Face à la polémique qui enfle depuis dimanche autour de la venue du rappeur Médine au Bataclan, où ont été tuées 90 personnes le 13 novembre 2015, le gouvernement s’interroge sur l’opportunité d’interdire les deux concerts prévus les 19 et 20 octobre, invoquant le risque de trouble à l’ordre public.

« Nous ne sommes pas maîtres de la programmation du Bataclan mais, comme vous le savez, tout ce qui peut amener un trouble à l’ordre public peut, dans les limites de la loi, pouvoir trouver une interdiction », a déclaré Gérard Collomb, le ministre de l’intérieur, mercredi 13 juin lors des questions au gouvernement à l’Assemblée nationale. « Nous verrons d’ici le mois d’octobre mais nous saurons toujours, avec le premier ministre, avec le gouvernement, prendre nos responsabilités », a-t-il ajouté.

Jusqu’à présent, le gouvernement se contentait d’opposer la règle de droit à ces appels. Le premier ministre a invoqué mardi le respect « scrupuleux » de « la loi » et de la « liberté d’expression ». « On peut se fixer comme règle simple (…) de vouloir en toute matière respecter la loi. Et la loi s’agissant d’un concert (…) est très simple : elle ne permet d’interdire que lorsque la programmation causerait un trouble manifeste à l’ordre public » en cas d’« incitation à la haine raciale », a déclaré Edouard Philippe devant le Sénat.

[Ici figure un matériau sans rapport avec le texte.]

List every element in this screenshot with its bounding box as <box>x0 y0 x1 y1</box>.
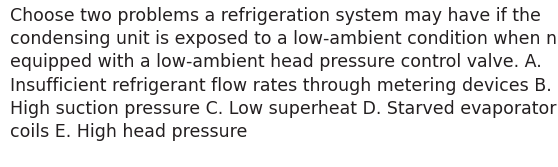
Text: Choose two problems a refrigeration system may have if the
condensing unit is ex: Choose two problems a refrigeration syst… <box>10 7 558 141</box>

« Atteinte à la mémoire des victimes »

Depuis dimanche, les dirigeants du Rassemblement national Marine Le Pen et des Républicains Laurent Wauquiez, entre autres, dénoncent une atteinte à la mémoire des victimes et réclament une déprogrammation. A gauche, le premier secrétaire du Parti socialiste, Olivier Faure, a estimé que l’artiste devrait « lui-même se poser la question de savoir si sa présence » au Bataclan ne « justifierait pas une prise de distance » par rapport à d’anciens titres polémiques.

Une association de victimes des attentats du 13 novembre 2015 a estimé mercredi que les dirigeants du Bataclan « ont commis une faute en programmant le concert de Médine dans cette salle précisément, et précisément les 19 et 20 octobre 2018, soit 23 jours avant le troisième anniversaire des attentats », estime dans un communiqué l’association 13onze15 Fraternité Vérité. « Nous ne jugeons pas les propos de Médine. Toutefois, nous considérons que cette programmation est inopportune en ce lieu précisément », ajoute son président, Philippe Duperron, dont le fils a été tué au Bataclan.

De son côté, l’association de victimes des attentats du 13 novembre 2015 Life for Paris a rappelé sur Twitter que le Bataclan avait « aussi été victime des attentats du 13 novembre 2015 » et que la salle restait « complètement libre de sa programmation, sous contrôle de la préfecture de police de Paris ».

Le rappeur du Havre est l’auteur d’une chanson controversée, Don’t laïk – sortie en début d’année 2015, juste avant l’attentat contre Charlie Hebdo – dans laquelle il chante « Crucifions les laïcards comme à Golgotha » et « j’mets des fatwas sur la tête des cons » et qu’il décrit comme une « caricature tendue aux fondamentalismes ».

Dans un texte diffusé sur Twitter, Médine a renouvelé ses « condamnations passées à l’égard des abjects attentats du 13 novembre 2015 et de toutes les attaques terroristes » et fait part de son engagement contre « toutes formes de radicalisme ». Il accuse l’extrême droite de tenter « d’instrumentaliser la douleur des victimes et de leurs familles », de vouloir « dicter la programmation de nos salles de concert » et « plus généralement limiter notre liberté d’expression ».